This text originally appeared in freitext, no. 18 (October 2011).


http://vimeo.com/19538758/

Lachen: ist ein angeborenes Ausdrucksverhalten des Menschen, das nicht nur, aber vor allem in der Gemeinschaft mit anderen seine Wirkung entfaltet. Lachen ist die natürliche Reaktion eines gesunden Menschen auf komische oder erheiternde Situationen, erscheint aber auch als Entlastungsreaktion nach überwundenen Gefahren oder zur Abwendung drohender sozialer Konflikte sowie als Abwehrmechanismus gegen spontane Angstzustände.
—Wikipedia, »Lachen«, 5.7.11

Das Ding mit dem Humor ist bekanntermaßen eine verlorene Sache: Man kann nicht darüber diskutieren, man kann nicht darüber streiten, man kann Lachen nicht verbieten.

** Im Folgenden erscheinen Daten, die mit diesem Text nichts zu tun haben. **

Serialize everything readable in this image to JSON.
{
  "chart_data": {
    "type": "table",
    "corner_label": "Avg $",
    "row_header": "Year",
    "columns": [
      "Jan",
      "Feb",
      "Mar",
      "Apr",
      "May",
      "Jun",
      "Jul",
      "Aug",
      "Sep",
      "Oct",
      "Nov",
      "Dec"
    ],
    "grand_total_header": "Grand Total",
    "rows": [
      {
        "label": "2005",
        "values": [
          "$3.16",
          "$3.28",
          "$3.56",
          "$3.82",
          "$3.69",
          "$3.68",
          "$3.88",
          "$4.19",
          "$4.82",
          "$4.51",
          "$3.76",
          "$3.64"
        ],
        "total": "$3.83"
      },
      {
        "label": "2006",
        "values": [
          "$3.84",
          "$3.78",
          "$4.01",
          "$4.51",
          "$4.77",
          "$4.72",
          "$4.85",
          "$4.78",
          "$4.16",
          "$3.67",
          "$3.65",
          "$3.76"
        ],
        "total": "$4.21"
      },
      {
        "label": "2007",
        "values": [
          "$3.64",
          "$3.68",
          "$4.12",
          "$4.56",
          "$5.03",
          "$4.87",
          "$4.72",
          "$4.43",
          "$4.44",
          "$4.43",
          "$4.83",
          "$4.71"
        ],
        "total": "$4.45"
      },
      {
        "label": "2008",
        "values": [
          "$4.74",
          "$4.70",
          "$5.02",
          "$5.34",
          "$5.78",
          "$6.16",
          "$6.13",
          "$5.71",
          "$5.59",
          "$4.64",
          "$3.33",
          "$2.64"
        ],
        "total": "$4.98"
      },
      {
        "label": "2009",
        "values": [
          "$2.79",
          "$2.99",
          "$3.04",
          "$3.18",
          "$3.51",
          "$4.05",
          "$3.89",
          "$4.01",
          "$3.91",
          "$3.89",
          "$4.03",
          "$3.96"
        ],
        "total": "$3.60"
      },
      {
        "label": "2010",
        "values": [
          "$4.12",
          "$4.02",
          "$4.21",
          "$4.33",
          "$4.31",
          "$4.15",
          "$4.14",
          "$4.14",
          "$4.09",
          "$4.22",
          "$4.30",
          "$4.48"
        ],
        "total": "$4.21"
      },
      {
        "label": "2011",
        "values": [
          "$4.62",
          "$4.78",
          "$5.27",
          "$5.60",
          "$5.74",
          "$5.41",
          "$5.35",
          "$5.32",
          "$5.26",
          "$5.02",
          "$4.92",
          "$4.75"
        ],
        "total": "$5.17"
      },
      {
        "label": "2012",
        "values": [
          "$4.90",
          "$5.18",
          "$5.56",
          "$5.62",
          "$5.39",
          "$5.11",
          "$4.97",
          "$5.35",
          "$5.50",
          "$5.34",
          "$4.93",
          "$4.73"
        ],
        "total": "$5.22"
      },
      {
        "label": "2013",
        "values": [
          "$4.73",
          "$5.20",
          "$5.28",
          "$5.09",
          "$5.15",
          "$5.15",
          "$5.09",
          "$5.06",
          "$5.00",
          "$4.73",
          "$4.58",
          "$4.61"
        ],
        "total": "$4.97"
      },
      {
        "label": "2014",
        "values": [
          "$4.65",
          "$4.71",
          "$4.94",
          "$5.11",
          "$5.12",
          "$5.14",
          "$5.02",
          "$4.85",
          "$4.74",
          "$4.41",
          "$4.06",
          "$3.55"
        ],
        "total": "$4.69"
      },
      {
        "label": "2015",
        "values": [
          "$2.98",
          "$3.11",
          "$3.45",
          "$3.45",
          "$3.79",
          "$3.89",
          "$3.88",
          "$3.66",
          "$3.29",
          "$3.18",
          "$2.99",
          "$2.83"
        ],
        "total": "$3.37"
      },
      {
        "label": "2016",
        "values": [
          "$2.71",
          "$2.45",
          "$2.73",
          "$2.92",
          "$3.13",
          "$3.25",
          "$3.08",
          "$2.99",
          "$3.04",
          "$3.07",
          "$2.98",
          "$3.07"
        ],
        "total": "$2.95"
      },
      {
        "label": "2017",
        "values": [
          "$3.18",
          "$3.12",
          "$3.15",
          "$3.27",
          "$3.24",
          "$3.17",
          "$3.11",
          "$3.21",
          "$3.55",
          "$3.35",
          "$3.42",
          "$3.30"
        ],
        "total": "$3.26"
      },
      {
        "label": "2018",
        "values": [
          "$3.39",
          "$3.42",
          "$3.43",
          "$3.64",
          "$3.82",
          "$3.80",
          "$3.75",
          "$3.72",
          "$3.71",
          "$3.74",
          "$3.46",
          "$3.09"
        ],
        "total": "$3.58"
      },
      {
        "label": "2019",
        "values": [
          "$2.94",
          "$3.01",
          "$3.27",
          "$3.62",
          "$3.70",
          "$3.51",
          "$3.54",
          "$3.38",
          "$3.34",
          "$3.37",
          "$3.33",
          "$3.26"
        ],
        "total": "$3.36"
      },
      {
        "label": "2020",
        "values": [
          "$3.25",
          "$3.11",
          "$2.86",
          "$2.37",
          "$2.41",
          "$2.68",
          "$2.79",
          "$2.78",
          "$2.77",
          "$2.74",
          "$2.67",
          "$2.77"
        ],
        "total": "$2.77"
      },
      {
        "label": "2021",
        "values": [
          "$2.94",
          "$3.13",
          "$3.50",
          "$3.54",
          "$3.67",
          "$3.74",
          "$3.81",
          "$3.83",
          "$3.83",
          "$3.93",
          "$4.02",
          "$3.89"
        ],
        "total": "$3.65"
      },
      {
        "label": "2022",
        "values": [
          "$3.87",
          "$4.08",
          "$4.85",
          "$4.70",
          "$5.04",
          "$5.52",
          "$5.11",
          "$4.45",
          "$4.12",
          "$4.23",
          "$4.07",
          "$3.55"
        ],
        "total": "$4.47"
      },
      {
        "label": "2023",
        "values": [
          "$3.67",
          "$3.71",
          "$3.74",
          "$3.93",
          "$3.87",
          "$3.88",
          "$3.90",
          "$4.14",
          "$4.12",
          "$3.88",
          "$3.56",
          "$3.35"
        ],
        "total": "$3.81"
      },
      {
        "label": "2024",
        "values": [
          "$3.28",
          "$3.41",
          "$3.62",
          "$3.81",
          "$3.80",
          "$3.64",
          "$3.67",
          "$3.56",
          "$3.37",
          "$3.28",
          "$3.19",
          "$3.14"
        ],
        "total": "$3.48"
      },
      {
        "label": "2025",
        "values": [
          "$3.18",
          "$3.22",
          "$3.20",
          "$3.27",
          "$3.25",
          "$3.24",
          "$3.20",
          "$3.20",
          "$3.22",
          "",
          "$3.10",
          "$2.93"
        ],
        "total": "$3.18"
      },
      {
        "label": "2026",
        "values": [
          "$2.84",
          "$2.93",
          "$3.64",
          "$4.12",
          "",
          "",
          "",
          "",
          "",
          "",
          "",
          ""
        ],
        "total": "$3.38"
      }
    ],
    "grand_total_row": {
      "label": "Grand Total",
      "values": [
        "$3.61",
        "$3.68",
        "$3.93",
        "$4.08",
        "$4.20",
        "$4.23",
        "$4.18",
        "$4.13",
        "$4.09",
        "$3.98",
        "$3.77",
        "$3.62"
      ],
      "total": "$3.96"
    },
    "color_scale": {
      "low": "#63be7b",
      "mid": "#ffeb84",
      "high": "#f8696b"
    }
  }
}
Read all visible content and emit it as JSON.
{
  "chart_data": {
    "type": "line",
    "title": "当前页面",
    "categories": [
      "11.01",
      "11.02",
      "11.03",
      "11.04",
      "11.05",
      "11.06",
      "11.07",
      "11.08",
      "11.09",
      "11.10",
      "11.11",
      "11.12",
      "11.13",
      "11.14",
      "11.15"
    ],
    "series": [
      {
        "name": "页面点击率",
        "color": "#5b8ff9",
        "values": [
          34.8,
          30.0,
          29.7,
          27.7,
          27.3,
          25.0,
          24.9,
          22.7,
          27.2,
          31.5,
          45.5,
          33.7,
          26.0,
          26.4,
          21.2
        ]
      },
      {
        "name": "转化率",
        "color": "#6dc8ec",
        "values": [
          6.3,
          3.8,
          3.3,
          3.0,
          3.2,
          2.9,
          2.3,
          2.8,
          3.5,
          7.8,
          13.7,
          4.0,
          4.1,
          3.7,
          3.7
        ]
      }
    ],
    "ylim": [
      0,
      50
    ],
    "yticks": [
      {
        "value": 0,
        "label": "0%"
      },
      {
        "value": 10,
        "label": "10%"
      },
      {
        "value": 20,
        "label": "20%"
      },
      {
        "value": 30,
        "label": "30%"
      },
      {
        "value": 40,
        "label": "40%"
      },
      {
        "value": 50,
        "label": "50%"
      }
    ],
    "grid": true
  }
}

Mein Lieblingswitz ist der aus »Pulp Fiction« über die Tomatenfamilie. Vincent Vega sagt zu Mia Wallace: »Erzählen Sie ihn! Ich werde auch nicht lachen.« »Genau davor habe ich Angst.« entgegnet sie. Und es stimmt – niemand lacht über diesen Witz. Außer mir.

Für Theatermacher ist Humor eines dieser Themen, das die Welt in Deutschland und den Rest spaltet. Es ist kein Geheimnis, dass die deutschen Bühnen sich schon immer schwer mit Komödien getan haben. Es gibt nicht viele Komödien, aber es gibt sie. Und wenn man die verstaubten Kurortbelustigungen weglässt, ist der einzige mir bekannte Ort in Berlin, der gegenwartsrelevante Komödien im Repertoire, führt das Ballhaus Naunynstraße. Ich habe Nurkan Erpulats Arbeiten seit seinen Anfängen in Hannover verfolgt und wenn ich freiwillig in eine Komödie gehe, dann in die seinen. 2006 interviewte ich ihn zu seiner Produktion »Heimat im Kopf«, die damals zu dem Berliner Jugendtheatertreffen eingeladen wurde (Abdruck in freitext Heft 11, Race and Space, S. 34ff). Eine bemerkenswerte Arbeit mit Jugendlichen über ihre Vorstellungen von Zugehörigkeit und Heimat, die mir Lachtränen in die Augen trieb.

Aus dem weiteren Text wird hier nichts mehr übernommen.